By Jennifer Loren, Oklahoma Impact Team

Education leaders across the state are looking at making massive budget cuts in their districts but one program is receiving tens of millions of dollars in funding.

As the Oklahoma Impact Team found out, stimulus money is making the program possible and if it's successful, It could change early childhood education across the state.

Fifteen million dollars in stimulus money is going toward a program that would have children starting their educations at just three years old.

Those involved say it's an investment in Oklahoma's future.

"Without a doubt we're going to lose teachers from our workforce, quality teachers," said Sandy Garrett.

As Oklahoma school districts deal with more and more budget cuts, layoffs are looming. Governor Brad Henry says help is on the way, he just hasn't said how.

"We have a plan. We're proceeding forward. There's no need to panic," Henry said.

But before the real crisis hit, back in August, Governor Henry awarded a grant to Tulsa Public Schools $15 million in federal stimulus money for an early childhood development program.

The money comes from $100 million set aside to be used at the Governor's discretion.

The stimulus money will be used to help build three early childhood development centers where three year olds will begin their educations.
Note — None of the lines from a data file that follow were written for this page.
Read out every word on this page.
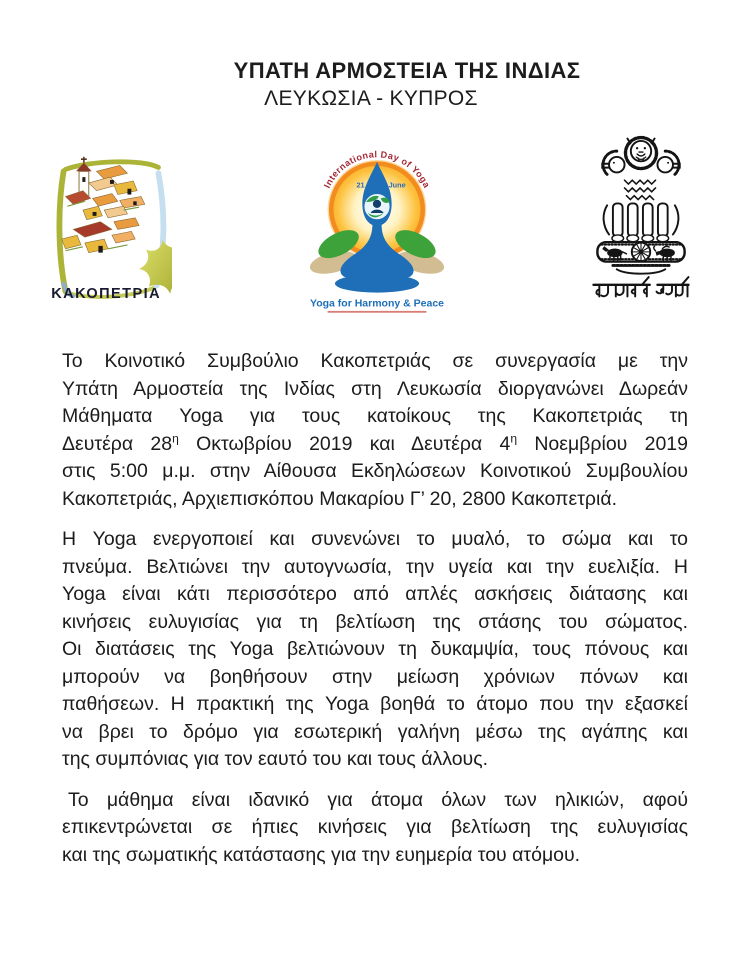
ΥΠΑΤΗ ΑΡΜΟΣΤΕΙΑ ΤΗΣ ΙΝΔΙΑΣ
ΛΕΥΚΩΣΙΑ - ΚΥΠΡΟΣ
ΚΑΚΟΠΕΤΡΙΑ
International Day of Yoga
21	June
Yoga for Harmony & Peace
Το Κοινοτικό Συμβούλιο Κακοπετριάς σε συνεργασία με την
Υπάτη Αρμοστεία της Ινδίας στη Λευκωσία διοργανώνει Δωρεάν
Μάθηματα Yoga για τους κατοίκους της Κακοπετριάς τη
Δευτέρα $28^\eta$ Οκτωβρίου 2019 και Δευτέρα $4^\eta$ Νοεμβρίου 2019
στις 5:00 μ.μ. στην Αίθουσα Εκδηλώσεων Κοινοτικού Συμβουλίου
Κακοπετριάς, Αρχιεπισκόπου Μακαρίου Γ’ 20, 2800 Κακοπετριά.
Η Yoga ενεργοποιεί και συνενώνει το μυαλό, το σώμα και το
πνεύμα. Βελτιώνει την αυτογνωσία, την υγεία και την ευελιξία. Η
Yoga είναι κάτι περισσότερο από απλές ασκήσεις διάτασης και
κινήσεις ευλυγισίας για τη βελτίωση της στάσης του σώματος.
Οι διατάσεις της Yoga βελτιώνουν τη δυκαμψία, τους πόνους και
μπορούν να βοηθήσουν στην μείωση χρόνιων πόνων και
παθήσεων. Η πρακτική της Yoga βοηθά το άτομο που την εξασκεί
να βρει το δρόμο για εσωτερική γαλήνη μέσω της αγάπης και
της συμπόνιας για τον εαυτό του και τους άλλους.
Το μάθημα είναι ιδανικό για άτομα όλων των ηλικιών, αφού
επικεντρώνεται σε ήπιες κινήσεις για βελτίωση της ευλυγισίας
και της σωματικής κατάστασης για την ευημερία του ατόμου.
That's one year earlier than other early childhood programs.

"Those early years are so critical, in not only their academic success, but success down the road, being responsible citizens, productive citizens," said Andy McKenzie, Tulsa Public Schools.

Andy McKenzie is in charge of spending the stimulus money for Tulsa Public Schools.

He says it has created an opportunity for Tulsa and the state to excel in at least one area of education.

"This will give us some wonderful opportunities, I think a chance in a lifetime, opportunity to really grow the facilities and the availability of those programs across our district," McKenzie said.

The $15 million in stimulus money is being matched by the George Kaiser Family Foundation and then Tulsa Public Schools put in $2 million more from their pot of Title One stimulus money.

If a bond issue passes next year, that's another $15 million, bringing the total to nearly 50 million dollars for the three-year-old program.

Larry Smith, TPS, said, "It's absolutely been a blessing."

As part of the Title One program, Larry Smith is one of the few district administrators who's had the privilege of spending stimulus money.

He says it's been tough, having the money everyone wants and needs.

"When you have federal dollars and everyone else doesn't, it does put you in a position that you want to try to help and support everything, but we have to keep them in the rules of Title One," Smith said.

But, he says, it is important to fund programs like these because they will make a difference in the children's futures.

"Research shows it. It all begins at such a young age and anything we can do to build on what we're already doing, is absolutely vital for us to, in the long term, to graduate a higher quality student," Smith said.

It is an initial investment in Tulsa that could soon be expanded across the state.

"We know there's great return on the dollar for those early years. It's much easier to start there than to remediate afterwards," McKenzie said.

At this point the program director says it's too early to say exactly how many teaching jobs will be created with this program.

All he can say is that there will be jobs available sometime in the future.